A not dissimilar proportion of some western populations receive prescriptions for antihypertensive drugs, and the main parameter involved in starting treatment, and changing drugs and dosages is the measurement of the patient's blood pressure with some sort of sphygmomanometer. This is not as straightforward as it may seem. A'Court and colleagues found that, in their survey of 83 practices in Oxfordshire, 14% of sphygmomanometers did not meet British Hypertension Society standards, and also noted that mercury and digital devices were more likely to meet the standard than aneroid machines. Exactly how and when to take the blood pressure in primary care is also problematic, and a group from Nijmegen, Netherlands provide interesting data on the value of asking the patient to rest for 30 minutes during taking the blood pressure to reduce the ‘white coat effect’ that may lead to inappropriate changes in dosage of drugs.

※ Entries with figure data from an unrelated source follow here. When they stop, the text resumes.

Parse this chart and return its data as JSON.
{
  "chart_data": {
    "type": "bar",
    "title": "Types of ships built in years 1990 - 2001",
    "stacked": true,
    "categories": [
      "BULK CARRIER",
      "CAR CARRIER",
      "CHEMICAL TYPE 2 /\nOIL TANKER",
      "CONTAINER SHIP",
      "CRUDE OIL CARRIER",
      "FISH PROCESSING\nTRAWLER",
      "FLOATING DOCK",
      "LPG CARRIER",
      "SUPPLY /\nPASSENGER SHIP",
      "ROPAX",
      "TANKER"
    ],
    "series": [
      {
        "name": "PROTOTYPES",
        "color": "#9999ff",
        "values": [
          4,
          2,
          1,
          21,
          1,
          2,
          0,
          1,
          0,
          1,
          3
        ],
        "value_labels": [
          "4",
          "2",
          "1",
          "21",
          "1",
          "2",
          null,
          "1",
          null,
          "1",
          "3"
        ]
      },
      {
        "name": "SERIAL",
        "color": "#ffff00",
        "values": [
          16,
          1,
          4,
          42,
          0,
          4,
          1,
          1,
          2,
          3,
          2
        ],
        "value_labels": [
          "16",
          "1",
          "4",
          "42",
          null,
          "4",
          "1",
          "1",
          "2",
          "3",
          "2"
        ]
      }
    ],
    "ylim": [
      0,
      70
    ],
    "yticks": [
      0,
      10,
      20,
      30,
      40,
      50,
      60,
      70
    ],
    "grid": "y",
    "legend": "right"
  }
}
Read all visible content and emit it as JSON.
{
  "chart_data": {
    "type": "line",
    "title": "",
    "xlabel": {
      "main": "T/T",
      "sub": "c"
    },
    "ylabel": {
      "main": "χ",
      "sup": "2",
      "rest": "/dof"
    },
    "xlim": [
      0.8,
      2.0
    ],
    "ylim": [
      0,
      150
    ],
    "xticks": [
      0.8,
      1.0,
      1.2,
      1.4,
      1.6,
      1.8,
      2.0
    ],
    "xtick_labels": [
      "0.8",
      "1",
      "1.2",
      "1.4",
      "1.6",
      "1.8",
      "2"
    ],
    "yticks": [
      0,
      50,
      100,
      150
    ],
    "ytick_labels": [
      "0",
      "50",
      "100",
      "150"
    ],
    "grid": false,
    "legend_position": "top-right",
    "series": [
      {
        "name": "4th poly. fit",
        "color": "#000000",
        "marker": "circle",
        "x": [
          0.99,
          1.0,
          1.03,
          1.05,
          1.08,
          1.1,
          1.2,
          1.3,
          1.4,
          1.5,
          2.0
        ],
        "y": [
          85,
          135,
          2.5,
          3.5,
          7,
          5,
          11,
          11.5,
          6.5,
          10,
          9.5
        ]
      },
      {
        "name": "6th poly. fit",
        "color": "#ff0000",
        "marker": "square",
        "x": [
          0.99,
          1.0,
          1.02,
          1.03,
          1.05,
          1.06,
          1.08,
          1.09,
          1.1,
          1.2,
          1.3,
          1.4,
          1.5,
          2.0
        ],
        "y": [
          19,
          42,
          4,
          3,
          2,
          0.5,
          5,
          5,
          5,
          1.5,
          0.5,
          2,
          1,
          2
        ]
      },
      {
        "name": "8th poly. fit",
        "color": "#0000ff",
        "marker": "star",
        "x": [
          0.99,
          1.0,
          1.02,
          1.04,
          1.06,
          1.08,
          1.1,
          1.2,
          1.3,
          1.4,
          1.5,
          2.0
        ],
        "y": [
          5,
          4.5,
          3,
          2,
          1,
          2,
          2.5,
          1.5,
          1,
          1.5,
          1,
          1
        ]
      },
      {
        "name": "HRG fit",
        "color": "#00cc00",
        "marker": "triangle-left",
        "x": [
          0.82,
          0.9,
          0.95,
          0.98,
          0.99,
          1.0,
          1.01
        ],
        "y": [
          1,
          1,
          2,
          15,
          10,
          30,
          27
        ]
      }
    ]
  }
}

Back to the future, and the need to assure the quality and scale of the primary care workforce. Helen Lester's Generation Y article, celebrating the creation of a national group, the National Primary Care Society, of medical students promoting primary care as a career choice is also a reminder of the present and future recruitment problems we face, not only in the UK but around the globe. Specialist career tracks are much more popular and primary care is still widely seen as the ‘failed consultants’ graveyard'. It's disappointing, but not altogether surprising, that the expansion of high quality research in primary care in the university departments has not been paralleled by more effective role-modelling for students on GP attachments and electives. Research success, not teaching excellence, remains the currency of higher education achievement. However, just as the continuing shift of chronic disease care from hospitals to the community has implications fora shift of clinical resources, so the need to train and sustain an adequate primary care workforce has similar resource implications. This month's Deep End article reminds us that the Inverse Care Law is still alive and kicking, and that we still don't have enough good primary care services where they are most needed. Making sure that primary care is properly resourced needs to be the focus of a concerted effort to ensure that the new NHS structures and funding mechanisms deliver what is required fora safe future.